LABOUR PARTY leader Alan Kelly has echoed the frustrations of many with a stinging attack on the Minister for Health’s handling of Ireland’s ongoing Covid-19 vaccine rollout. 

Alan Kelly was one of several to criticise Stephen Donnelly in the Dáil afte  mixed messages over the number of Covid jabs arriving into the country. 

Donnelly told the Dáil that "slightly less than a million doses" of Covid vaccines would arrive this month. 

However, Sinn Féin's health spokesperson David Cullinane said Donnelly had told a Fianna Fáil parliamentary party meeting held just a day earlier that 860,000 would be received. 

"This is what confuses people," Cullinane said.  

"When they are changing overnight and different figures are being given in different meetings and different settings for different reasons, that does not inspire confidence." 

The Health Minister defended the change in numbers, placing the blame at the feet of the manufacturers. 

"The figures we are given by the pharmaceutical companies are changing, sometimes on weekly basis, sometimes on a daily basis," he told the Dáil. 

"The exact debate you and I are having right now is the issue. Because once we give figures that we know are going to change, those change and then people jump up and down and say this is an outrage and it undermines the programme." 

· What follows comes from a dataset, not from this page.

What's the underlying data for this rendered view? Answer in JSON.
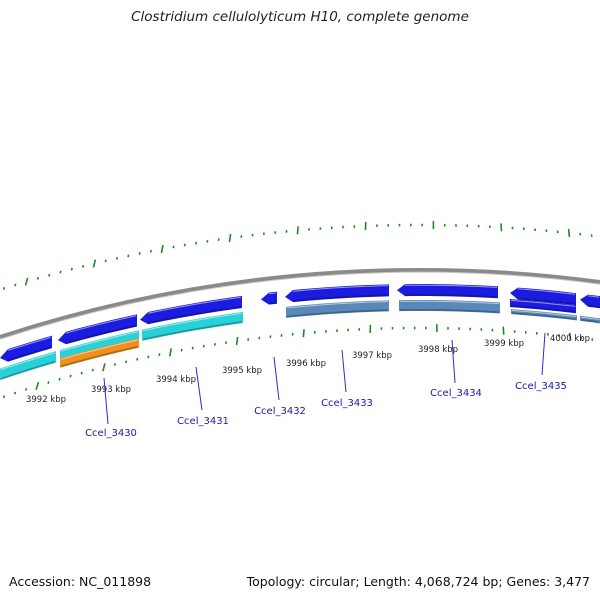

However, this response simply did not wash with the Labour Party leader. 

"What the hell is going on here?” a visibly frustrated Kelly asked. 

“You are responsible to Dáil Eireann, you are responsible to the people of Ireland, and you are refusing to give out the estimated figures for vaccines for the next three months which the whole country is dependent on," he said. 

"This is not fair, it is not right and the people of Ireland are being let down," Kelly added.  

"This is incompetent, it goes beyond politics. You are accountable to this House and when you are asked questions about figures you give them as you know them at this time." 

The meeting also saw Donnelly defend plans for changes to the priority list for vaccines. 

He told the Dáil the change, which was made by National Immunisation Advisory Council and endorsed by NPHET, was due to "very, very strong evidence that the single biggest predicter in terms of risk is age, particularly when those with underlying conditions are already prioritised."  

However, those claims are unlikely to wash with critics who have accused the government of downgrading and abandoning key workers despite their incredible efforts during the pandemic.

The criticism came at the end of a difficult few days for Donnelly, who was forced to cease vaccinations at a private hospital after it emerged jabs were being administered to staff at a local private school.